How to handle 2 million events per second all day every day
Using Ruby, SQS, SNS, S3, and Redis on K8s
by Mark Long | markclong.com
Problem
- We need to track processes over time
- Did they open files?
- Make network connections?
- Change files?
- One event might not be a problem but a sequence might be a threat
- Process events come FAST, very fast!
- We have less than 15 minutes to get a threat in front of a person
Problem
- Operations need to be scalable and scale horizontally
- Vertical scaling needs to be minimized as much as possible
- Process events, while small, are massive in aggregate
- Storage scales linearly
Solution
- Ruby code running on JRuby
- Using
parallel
and concurrent-ruby
- Using scalable Redis cluster as a datastore (Elasticache on AWS)

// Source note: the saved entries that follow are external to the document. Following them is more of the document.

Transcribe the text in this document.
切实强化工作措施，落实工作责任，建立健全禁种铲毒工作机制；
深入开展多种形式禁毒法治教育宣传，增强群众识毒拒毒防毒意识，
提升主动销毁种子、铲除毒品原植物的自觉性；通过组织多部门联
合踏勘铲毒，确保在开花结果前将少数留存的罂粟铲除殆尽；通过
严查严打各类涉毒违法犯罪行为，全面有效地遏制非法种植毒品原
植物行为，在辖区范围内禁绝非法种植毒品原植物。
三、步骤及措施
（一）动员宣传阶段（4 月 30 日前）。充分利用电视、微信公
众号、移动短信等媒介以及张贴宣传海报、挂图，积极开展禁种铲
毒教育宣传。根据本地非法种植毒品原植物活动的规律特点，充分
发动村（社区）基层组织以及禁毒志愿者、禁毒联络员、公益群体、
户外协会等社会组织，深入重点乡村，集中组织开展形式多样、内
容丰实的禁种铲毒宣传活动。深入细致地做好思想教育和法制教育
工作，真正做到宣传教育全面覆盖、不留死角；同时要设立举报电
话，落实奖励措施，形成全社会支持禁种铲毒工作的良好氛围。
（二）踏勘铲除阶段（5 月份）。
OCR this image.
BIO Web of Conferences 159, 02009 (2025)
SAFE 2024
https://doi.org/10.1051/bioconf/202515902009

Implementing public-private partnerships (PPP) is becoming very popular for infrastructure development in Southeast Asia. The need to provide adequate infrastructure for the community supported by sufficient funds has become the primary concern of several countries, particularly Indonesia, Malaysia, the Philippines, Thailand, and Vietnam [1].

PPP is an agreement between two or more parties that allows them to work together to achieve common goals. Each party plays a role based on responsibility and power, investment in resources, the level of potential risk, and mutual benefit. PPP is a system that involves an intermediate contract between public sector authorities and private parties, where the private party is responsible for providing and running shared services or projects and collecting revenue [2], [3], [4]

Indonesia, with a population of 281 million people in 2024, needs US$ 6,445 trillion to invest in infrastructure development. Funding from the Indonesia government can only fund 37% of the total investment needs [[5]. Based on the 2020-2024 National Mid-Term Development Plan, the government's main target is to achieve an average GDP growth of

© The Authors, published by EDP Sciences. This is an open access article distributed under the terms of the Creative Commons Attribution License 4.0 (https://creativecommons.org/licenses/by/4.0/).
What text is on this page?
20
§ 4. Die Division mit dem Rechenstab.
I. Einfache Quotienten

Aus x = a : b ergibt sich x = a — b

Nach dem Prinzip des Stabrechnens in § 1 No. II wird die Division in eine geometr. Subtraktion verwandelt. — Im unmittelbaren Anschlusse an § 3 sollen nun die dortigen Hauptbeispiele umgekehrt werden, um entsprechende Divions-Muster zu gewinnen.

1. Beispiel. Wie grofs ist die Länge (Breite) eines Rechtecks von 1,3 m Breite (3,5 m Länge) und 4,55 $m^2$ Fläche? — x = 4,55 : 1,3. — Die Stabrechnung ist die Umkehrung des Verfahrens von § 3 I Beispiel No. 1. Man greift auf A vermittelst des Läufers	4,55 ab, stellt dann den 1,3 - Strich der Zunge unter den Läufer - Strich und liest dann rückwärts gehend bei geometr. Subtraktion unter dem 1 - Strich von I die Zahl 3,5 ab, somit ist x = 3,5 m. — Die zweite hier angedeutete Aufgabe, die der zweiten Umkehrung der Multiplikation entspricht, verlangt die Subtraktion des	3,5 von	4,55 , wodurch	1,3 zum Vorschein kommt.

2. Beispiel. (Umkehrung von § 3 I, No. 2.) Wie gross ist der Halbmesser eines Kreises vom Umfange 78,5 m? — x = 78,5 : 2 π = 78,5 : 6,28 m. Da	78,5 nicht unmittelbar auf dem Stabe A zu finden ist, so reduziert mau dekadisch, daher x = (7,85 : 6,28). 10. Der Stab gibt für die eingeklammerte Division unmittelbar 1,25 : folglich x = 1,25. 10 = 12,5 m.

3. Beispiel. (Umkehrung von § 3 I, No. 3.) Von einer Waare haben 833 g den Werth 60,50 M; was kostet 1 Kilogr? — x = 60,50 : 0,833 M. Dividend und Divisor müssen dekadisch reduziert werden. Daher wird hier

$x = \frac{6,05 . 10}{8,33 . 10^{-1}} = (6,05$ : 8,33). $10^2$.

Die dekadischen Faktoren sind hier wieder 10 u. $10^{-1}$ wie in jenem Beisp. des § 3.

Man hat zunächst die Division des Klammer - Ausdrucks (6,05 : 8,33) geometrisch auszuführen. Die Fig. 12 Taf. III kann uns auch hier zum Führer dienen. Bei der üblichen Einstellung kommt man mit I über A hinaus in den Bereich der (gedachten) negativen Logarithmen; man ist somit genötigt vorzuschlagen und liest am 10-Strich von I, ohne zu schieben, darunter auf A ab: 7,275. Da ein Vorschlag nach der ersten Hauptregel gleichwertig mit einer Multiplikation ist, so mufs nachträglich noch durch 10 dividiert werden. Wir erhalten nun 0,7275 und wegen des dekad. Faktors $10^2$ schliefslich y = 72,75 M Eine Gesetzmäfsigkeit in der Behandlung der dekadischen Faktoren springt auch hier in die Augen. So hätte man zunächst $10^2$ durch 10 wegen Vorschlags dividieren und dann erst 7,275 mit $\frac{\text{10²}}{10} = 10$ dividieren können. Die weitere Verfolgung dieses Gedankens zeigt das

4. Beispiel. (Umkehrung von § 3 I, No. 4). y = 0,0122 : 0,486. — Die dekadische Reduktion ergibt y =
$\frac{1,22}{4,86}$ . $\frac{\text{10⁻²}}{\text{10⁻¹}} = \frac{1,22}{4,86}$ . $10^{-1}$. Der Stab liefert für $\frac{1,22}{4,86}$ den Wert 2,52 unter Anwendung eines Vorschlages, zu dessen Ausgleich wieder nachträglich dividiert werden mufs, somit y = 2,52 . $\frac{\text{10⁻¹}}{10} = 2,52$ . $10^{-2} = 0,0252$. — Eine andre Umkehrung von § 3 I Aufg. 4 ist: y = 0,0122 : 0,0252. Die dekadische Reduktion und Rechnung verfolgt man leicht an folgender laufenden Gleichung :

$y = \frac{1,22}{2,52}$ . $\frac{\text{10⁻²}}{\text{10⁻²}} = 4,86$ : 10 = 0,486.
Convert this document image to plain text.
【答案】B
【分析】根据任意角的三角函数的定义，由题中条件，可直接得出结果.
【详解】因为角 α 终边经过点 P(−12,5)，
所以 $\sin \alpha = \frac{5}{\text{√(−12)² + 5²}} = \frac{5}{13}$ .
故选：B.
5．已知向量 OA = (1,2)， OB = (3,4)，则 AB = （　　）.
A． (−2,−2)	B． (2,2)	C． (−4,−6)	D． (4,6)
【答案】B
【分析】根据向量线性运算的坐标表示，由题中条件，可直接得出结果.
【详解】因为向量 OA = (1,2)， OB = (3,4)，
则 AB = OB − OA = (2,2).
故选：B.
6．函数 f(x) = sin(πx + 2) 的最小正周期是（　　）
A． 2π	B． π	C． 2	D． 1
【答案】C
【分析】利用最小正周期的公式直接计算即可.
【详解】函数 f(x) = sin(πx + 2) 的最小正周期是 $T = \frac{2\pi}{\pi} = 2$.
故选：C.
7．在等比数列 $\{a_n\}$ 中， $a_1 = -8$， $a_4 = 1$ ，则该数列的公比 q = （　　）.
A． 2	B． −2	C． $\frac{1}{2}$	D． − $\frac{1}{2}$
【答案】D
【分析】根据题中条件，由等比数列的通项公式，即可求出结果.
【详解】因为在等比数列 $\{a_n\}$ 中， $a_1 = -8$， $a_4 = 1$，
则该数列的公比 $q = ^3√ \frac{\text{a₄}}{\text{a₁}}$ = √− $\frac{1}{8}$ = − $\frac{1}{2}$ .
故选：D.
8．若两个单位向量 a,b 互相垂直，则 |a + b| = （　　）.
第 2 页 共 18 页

- Batched files on S3 with SNS to add a message to SQS
- 2,000 or more Kubernetes pods and over 16,000 CPUs
Features
- Fully scalable
- Pods scale to the queue depth
- Elasticache can scale up or down manually
- S3 provides virtually limitless capacity
Elasticache/Redis
- Runs on 64 nodes.
- Use more nodes of smaller size to spread load
- Can add nodes as memory pressure increases
- Scale downs are rare but possible
- Use only
watch
, get
and setex
operations
Kuberentes pods
- They run with six gigs of RAM
- Handle all the data manipulation
- Runs in parallel on eight cores
- Unzips files in memory to process
- Fully elastic depending on queue depth
Data storage
- Redis is in memory
- Compressing and compacting reduced RAM usage by 75%
- Limits visibility in Redis without using a custom tool to inspect
Challenges
- Data are coming so fast it changes while in flight
- Dirty writes occur when the value is changed by another process
- Handling operations at the batch file level exposes a significant challenge here
- If one record fails, the whole file should fail
- This violates most of the ACID properties
- Pipelining with Redis is impossible due to dirty writes
Mistakes
- Premature optimization
- I focued on making one file FAST
- It was amazing on one file on my 12 core MBP
- But terrible when there were 350+ files in flight at once
- Focus on getting it working, then make it fast
Mistakes
- To prevent dirty writes I tried using pessimistic locking
- It was an unmitigaged disaster
- Settled on optimistic locking since dirty writes are generally rare
Results
- The system has been running without issue for the most part
- There was a crash with Elasticache
- It has scaled to handle over 2 million events per second
- We could scale it at least 8x before we run out of Redis nodes
- It is no longer the bottleneck in our pipeline
- The only issue has been AWS Redis node failures
- The on call engineer isn’t being woken up all night